Pegang Kemudi Bergantian

Putu Dewi Puspitawati, S.E.,M.M.

Menikmati liburan akhir semester kurang lengkap rasanya jika belum dibarengi dengan pergi ke suatu tempat rekreasi. Anak-anak akan merasa senang jika diajak untuk berkunjung ke tempat menarik yang belum pernah dikunjungi sebelumnya. Hal tersebut juga yang dilakukan oleh Putu Dewi Puspitawati, S.E.,M.M.

Memiliki anak yang masih duduk di bangku sekolah membuat Dewi sapaan akrab perempuan ini harus meluangkan waktu di tengah kesibukannya untuk menemani buah hati.
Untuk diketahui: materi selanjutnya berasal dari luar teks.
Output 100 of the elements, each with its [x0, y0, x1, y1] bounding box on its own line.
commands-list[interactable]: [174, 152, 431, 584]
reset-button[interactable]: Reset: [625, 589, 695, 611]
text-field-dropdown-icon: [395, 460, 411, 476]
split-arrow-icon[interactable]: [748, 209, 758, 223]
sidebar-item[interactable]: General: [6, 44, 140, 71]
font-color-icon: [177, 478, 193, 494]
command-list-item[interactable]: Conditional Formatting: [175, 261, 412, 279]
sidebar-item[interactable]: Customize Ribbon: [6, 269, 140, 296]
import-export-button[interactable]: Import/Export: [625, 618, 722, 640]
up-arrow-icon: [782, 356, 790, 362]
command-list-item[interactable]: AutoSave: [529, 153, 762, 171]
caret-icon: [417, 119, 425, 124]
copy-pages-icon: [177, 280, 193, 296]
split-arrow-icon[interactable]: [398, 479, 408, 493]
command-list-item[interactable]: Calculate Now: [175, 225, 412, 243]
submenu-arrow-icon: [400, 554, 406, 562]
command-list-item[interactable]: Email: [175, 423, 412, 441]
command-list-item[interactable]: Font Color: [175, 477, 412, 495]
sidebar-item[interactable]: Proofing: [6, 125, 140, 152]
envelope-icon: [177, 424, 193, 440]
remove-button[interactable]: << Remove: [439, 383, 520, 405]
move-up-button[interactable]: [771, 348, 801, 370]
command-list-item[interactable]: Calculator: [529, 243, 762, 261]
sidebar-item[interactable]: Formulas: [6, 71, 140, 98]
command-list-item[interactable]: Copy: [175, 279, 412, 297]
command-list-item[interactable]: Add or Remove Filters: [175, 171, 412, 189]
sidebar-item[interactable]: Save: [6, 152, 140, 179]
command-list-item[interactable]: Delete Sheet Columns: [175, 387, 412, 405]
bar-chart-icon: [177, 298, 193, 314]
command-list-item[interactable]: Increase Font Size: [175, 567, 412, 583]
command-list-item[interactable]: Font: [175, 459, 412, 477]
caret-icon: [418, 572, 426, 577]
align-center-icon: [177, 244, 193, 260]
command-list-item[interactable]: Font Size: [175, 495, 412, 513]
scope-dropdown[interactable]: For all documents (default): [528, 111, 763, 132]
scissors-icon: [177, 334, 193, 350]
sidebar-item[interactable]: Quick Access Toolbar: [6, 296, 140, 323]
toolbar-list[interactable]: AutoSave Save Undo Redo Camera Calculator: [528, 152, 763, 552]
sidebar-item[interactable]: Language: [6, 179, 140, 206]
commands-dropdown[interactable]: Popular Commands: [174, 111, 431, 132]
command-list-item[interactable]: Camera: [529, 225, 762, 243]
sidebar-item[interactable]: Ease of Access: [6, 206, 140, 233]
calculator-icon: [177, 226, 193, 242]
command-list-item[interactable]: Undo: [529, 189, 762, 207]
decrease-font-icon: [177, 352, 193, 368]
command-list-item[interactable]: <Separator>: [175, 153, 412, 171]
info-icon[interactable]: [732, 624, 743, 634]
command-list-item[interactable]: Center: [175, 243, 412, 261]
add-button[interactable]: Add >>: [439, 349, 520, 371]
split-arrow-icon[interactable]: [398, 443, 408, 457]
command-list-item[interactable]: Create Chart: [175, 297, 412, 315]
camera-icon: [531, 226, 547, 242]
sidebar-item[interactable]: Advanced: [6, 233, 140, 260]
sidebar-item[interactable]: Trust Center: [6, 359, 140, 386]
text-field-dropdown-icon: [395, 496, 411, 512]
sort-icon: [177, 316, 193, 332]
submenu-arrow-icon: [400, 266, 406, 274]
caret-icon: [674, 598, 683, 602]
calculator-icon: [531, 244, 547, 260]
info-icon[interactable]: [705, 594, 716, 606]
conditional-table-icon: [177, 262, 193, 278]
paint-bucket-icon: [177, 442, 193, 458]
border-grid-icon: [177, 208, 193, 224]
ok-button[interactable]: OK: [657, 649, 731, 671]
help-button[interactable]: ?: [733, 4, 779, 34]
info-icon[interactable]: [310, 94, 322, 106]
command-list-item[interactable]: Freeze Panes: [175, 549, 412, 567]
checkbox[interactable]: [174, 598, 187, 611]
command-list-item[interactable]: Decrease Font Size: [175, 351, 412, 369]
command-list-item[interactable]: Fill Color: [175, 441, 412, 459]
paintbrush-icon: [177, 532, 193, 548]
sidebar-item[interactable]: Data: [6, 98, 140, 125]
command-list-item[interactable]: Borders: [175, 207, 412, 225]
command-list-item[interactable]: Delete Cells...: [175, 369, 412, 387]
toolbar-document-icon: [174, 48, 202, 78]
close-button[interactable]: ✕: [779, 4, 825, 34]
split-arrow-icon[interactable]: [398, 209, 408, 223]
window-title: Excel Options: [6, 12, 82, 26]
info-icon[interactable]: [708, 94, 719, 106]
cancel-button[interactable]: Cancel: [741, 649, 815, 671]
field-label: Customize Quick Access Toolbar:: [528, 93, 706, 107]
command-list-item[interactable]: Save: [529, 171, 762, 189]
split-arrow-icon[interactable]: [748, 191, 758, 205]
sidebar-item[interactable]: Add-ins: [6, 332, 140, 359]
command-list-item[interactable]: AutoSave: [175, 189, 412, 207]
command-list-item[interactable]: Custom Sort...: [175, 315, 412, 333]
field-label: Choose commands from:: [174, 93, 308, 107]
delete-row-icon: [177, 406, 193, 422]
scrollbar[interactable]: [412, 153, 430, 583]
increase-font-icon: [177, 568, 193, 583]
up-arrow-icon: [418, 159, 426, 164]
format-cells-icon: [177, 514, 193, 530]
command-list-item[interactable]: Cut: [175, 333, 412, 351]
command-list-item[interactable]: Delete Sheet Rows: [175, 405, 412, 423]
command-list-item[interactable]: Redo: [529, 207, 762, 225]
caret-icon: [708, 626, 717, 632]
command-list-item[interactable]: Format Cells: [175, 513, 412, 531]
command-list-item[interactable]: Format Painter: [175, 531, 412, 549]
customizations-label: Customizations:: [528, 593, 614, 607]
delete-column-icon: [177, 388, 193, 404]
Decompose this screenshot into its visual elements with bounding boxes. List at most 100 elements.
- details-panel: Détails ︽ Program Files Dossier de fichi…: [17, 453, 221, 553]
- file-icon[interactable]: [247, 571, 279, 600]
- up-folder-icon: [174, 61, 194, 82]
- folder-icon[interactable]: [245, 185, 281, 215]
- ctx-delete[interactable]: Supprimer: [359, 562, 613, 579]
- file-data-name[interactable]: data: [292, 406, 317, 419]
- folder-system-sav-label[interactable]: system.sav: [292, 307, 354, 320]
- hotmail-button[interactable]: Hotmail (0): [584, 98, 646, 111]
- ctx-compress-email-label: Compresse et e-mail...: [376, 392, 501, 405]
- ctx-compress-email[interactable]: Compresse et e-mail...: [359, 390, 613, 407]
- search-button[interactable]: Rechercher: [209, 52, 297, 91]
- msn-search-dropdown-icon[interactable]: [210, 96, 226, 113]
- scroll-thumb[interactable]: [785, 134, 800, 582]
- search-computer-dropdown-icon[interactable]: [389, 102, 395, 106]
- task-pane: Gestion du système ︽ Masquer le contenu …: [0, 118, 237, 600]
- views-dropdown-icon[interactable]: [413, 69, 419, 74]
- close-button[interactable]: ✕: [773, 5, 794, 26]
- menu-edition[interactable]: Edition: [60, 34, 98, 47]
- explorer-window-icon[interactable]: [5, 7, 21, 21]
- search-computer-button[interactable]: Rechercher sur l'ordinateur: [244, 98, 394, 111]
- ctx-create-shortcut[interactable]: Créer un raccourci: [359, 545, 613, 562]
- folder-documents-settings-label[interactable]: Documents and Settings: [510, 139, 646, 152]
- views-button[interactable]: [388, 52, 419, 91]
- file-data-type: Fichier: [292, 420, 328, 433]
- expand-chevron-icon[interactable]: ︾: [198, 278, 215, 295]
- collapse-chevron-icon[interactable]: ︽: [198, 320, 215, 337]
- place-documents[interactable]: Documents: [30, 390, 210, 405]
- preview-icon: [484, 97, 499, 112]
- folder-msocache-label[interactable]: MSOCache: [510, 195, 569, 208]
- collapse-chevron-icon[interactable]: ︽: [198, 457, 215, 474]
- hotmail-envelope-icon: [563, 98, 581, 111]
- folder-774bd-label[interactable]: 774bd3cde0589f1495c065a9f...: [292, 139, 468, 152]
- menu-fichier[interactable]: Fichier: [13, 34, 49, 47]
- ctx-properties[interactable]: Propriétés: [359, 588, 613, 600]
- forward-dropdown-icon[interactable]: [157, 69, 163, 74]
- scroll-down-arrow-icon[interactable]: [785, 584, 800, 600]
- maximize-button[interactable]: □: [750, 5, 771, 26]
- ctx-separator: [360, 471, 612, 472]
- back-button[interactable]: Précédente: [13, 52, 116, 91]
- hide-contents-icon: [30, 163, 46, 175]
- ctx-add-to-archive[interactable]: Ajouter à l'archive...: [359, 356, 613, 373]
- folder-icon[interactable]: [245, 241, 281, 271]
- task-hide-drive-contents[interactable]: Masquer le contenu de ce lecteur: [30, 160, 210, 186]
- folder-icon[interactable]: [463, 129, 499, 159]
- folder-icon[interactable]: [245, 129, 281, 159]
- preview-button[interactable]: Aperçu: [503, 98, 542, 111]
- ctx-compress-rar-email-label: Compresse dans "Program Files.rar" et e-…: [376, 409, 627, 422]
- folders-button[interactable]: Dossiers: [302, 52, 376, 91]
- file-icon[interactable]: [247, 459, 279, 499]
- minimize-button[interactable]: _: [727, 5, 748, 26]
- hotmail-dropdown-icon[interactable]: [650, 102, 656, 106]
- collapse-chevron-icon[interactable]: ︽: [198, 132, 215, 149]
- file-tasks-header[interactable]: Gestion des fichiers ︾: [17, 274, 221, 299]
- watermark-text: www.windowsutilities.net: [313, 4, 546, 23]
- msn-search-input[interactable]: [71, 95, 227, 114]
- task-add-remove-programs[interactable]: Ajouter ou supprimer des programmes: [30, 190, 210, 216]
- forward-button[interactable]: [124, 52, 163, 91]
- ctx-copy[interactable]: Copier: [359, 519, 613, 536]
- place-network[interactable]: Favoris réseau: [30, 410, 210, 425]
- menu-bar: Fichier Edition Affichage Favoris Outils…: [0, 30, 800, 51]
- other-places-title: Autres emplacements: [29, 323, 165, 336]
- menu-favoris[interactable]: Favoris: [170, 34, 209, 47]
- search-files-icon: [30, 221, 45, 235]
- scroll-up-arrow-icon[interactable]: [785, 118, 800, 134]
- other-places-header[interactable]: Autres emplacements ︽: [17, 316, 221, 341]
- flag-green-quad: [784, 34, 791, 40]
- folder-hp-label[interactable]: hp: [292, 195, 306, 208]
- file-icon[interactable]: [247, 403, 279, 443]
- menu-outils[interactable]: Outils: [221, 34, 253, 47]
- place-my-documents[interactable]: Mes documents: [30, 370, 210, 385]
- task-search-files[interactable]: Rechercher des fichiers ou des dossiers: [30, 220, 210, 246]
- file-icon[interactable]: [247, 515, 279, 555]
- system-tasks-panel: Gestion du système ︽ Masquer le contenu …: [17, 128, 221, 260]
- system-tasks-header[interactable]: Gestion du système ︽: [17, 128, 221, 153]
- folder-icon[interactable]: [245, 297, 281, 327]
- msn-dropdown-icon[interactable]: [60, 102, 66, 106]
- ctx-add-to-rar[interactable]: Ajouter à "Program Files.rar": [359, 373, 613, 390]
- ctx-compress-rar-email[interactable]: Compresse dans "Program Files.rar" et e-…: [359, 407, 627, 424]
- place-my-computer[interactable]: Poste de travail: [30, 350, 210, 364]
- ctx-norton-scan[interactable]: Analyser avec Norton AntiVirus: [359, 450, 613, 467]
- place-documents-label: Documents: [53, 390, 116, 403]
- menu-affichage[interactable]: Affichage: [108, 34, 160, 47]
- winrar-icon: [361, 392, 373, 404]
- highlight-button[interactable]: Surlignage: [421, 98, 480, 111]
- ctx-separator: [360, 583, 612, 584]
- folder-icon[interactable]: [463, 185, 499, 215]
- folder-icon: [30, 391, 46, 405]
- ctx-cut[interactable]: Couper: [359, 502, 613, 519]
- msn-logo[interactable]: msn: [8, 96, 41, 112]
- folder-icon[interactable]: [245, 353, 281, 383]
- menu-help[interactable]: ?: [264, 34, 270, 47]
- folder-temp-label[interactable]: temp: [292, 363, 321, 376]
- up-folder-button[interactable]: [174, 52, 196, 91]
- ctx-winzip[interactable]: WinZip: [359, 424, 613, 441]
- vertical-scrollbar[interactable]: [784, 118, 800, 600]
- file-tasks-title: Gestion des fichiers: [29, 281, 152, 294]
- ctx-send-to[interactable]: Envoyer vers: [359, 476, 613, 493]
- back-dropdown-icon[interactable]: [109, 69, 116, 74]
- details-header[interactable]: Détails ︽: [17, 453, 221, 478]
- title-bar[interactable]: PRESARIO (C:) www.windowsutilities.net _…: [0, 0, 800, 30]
Dewi yang saat ini menjabat sebagai Kabid Pelayanan dan Rehabilitasi Sosial Dinas Sosial Kabupaten Buleleng mengatakan sangat mempunyai waktu untuk liburan bersama. Hal tersebut dikarenakan kesibukan antara dirinya, suami dan anak yang berbeda-berbeda. “Kalau ada waktu yang lama untuk liburan baru kami pergi ke suatu tempat tetapi kalau tidak biasanya kami habiskan liburan di rumah saja,” katanya.

Dewi dan keluarga sangat menyukai liburan dengan mengunjungi tempat-tempat wisata yang berhubungan dengan alam. Bahkan dirinya sering mengajak suami dan anaknya mencoba dunia petualangan dengan mendaki gunung. “Kami lebih suka pergi ke objek-objek wisata yang bersentuhan langsung dengan alam seperti mendaki gunung,” jelasnya.
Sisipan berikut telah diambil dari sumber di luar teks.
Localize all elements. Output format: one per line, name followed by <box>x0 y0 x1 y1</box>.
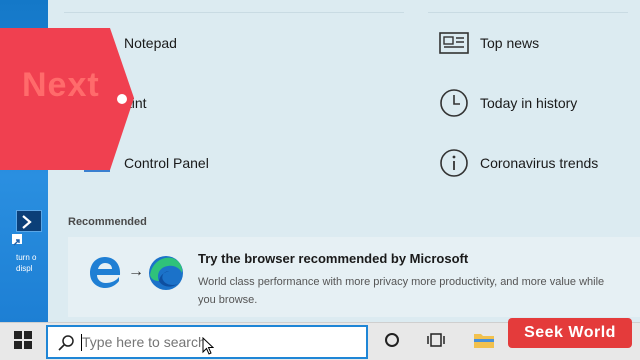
news-item-coronavirus-trends[interactable]: Coronavirus trends <box>438 145 598 181</box>
clock-icon <box>438 87 470 119</box>
recommended-heading: Recommended <box>68 216 147 228</box>
cortana-button[interactable] <box>378 323 406 360</box>
next-tag-text: Next <box>22 66 100 104</box>
reco-arrow: → <box>128 263 144 280</box>
task-view-button[interactable] <box>418 323 454 360</box>
powershell-shortcut-icon[interactable] <box>16 210 42 232</box>
reco-description: World class performance with more privac… <box>198 276 605 306</box>
mouse-cursor-icon <box>202 336 215 360</box>
shortcut-arrow-icon <box>12 234 22 246</box>
task-view-icon <box>426 332 446 353</box>
search-icon <box>58 335 74 356</box>
windows-logo-icon <box>14 330 32 354</box>
app-item-label: Control Panel <box>124 155 209 171</box>
search-input[interactable] <box>82 327 362 357</box>
news-item-label: Coronavirus trends <box>480 155 599 171</box>
newspaper-icon <box>438 27 470 59</box>
brand-watermark: Seek World <box>508 318 632 348</box>
cortana-circle-icon <box>384 332 400 353</box>
divider <box>64 12 404 13</box>
reco-title: Try the browser recommended by Microsoft <box>198 251 469 266</box>
file-explorer-button[interactable] <box>466 323 502 360</box>
divider <box>428 12 628 13</box>
edge-legacy-icon <box>86 253 124 296</box>
taskbar-search-box[interactable] <box>46 325 368 359</box>
news-item-today-in-history[interactable]: Today in history <box>438 85 577 121</box>
recommended-card[interactable]: → Try the browser recommended by Microso… <box>68 237 640 317</box>
news-item-top-news[interactable]: Top news <box>438 25 539 61</box>
start-button[interactable] <box>0 323 46 360</box>
edge-chromium-icon <box>146 253 186 298</box>
news-item-label: Today in history <box>480 95 578 111</box>
folder-icon <box>473 331 495 354</box>
news-item-label: Top news <box>480 35 540 51</box>
info-icon <box>438 147 470 179</box>
desktop-shortcut-label[interactable]: turn o displ <box>16 252 52 274</box>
Meskipun suka pergi ke tempat-tempat yang jauh, Dewi dan keluarga lebih suka menyetir sendiri. Menyetir sendiri saat liburan dirasa lebih bebas dan leluasa tanpa harus terikat dengan waktu dan sopir. Dirinya pun tidak menampik jika risiko mengemudi di jalan raya sangat besar. Banyak kasus kecelakaan terjadi akibat kesalahan manusia salah satunya rasa kantuk saat perjalanan.

Beruntung, suami yang biasanya memegang kemudi dapat digantikan oleh dirinya dan juga sang anak. “Kebrtulan saya dan anak bisa nyetir jadi kalau suami mengantuk bisa diganti dan istirahat dulu. Jadi kalau perjalanan jauh nyetirnya bisa gantian,” paparnya.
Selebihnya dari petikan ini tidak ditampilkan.